Unison general secretary Dave Prentis said: "This list fails to shame the larger care firms who are equally guilty of denying staff a fair wage. Those in the spotlight today are just the tip of the iceberg.
"HM Revenue & Customs needs to get much tougher with more inspections to identify scrooge employers."
Unite assistant general secretary Steve Turner said: "The Government needs to crack down further on employers who failed to pay the national minimum wage to some of the most low-paid and vulnerable workers in the country.
"The fact that the Government has mounted only 13 prosecutions for non-compliance since 2007 is pathetic.
"In America, bad bosses are jailed and heavily fined for 'wage theft' which is what this is, exploiting workers in such a shameful fashion."
Tony Fitzpatrick, chief executive of St Mirren Football Club, which is named for failing to pay £1,277 to one worker, said: "I don't know why we are on the list. All of this was dealt with some time ago.
"It must have been before we came in or before the take-over."
Shadow business secretary Rebecca Long-Bailey said: "It is frankly disgraceful that a record number of employers have failed to pay their workers the basic minimum wage, and hopefully the repercussions of being publicly named and shamed will act as a deterrent for other unscrupulous employers.
"However, the fact remains that the current so-called national living wage is that in name only.
"The Chancellor even announced a cut in the rate at the Autumn Statement last year, leaving 2.7 million people over £1,300 worse off by 2020.
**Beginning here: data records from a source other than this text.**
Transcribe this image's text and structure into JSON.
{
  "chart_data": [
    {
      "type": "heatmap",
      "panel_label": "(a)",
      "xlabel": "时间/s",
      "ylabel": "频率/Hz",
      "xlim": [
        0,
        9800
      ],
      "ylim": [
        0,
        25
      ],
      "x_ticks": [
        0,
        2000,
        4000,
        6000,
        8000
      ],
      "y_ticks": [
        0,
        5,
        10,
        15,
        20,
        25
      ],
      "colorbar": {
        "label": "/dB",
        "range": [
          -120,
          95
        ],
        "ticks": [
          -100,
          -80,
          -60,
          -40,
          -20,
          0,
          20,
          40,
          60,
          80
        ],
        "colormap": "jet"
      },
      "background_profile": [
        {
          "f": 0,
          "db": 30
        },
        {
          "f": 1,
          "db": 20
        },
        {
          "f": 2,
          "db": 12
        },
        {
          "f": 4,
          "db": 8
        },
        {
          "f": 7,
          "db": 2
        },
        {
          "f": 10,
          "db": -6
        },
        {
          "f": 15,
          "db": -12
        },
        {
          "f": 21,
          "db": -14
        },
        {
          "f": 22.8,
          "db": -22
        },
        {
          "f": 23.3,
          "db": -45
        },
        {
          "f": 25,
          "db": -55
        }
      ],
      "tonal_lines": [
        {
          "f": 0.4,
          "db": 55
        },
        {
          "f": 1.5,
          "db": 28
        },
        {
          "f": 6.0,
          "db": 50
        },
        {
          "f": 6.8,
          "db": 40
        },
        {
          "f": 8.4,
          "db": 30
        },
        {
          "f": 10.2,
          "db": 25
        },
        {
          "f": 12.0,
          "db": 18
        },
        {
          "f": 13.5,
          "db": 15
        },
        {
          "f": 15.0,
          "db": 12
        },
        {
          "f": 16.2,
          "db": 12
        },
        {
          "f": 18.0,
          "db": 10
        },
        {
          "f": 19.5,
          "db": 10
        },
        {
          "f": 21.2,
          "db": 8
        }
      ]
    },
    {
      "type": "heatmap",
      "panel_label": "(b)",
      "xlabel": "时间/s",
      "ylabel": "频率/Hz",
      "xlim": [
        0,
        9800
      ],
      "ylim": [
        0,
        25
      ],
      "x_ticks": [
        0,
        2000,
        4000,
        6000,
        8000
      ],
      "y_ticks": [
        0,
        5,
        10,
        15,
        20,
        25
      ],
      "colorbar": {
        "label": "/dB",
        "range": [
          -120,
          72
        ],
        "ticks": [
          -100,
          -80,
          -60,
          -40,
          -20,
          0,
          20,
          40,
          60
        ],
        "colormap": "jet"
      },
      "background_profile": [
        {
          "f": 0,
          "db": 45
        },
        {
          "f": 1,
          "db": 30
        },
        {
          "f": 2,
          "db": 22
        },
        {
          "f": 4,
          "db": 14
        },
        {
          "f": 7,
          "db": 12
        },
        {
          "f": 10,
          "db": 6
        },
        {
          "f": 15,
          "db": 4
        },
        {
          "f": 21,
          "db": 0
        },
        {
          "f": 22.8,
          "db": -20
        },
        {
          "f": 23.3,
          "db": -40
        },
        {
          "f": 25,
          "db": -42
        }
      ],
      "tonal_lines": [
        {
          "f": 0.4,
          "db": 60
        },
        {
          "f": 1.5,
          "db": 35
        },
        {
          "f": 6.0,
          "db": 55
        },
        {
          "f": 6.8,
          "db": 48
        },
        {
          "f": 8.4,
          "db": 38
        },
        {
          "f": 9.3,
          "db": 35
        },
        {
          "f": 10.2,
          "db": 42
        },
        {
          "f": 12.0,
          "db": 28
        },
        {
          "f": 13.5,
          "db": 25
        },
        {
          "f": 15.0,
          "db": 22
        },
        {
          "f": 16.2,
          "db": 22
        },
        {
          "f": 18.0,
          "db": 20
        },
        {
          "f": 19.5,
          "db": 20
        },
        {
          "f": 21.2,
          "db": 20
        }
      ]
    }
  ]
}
"Labour will deliver a real living wage so that every worker earns enough to really live."
Iain Wright, chairman of the Business, Energy and Industrial Strategy Committee, said: "If companies are failing to pay the National Minimum Wage, leaving low-paid workers short, then it's right that those companies are named and shamed.
"But the problem of non-payment of the NMW surely goes far beyond the 350 companies named today.
"Evidence to our current world of work inquiry suggests this latest HMRC action is just the tip of the iceberg.
"We need tougher enforcement of the NMW, the question is do the HMRC and the Low Pay Commission have the powers and resources to do the job?"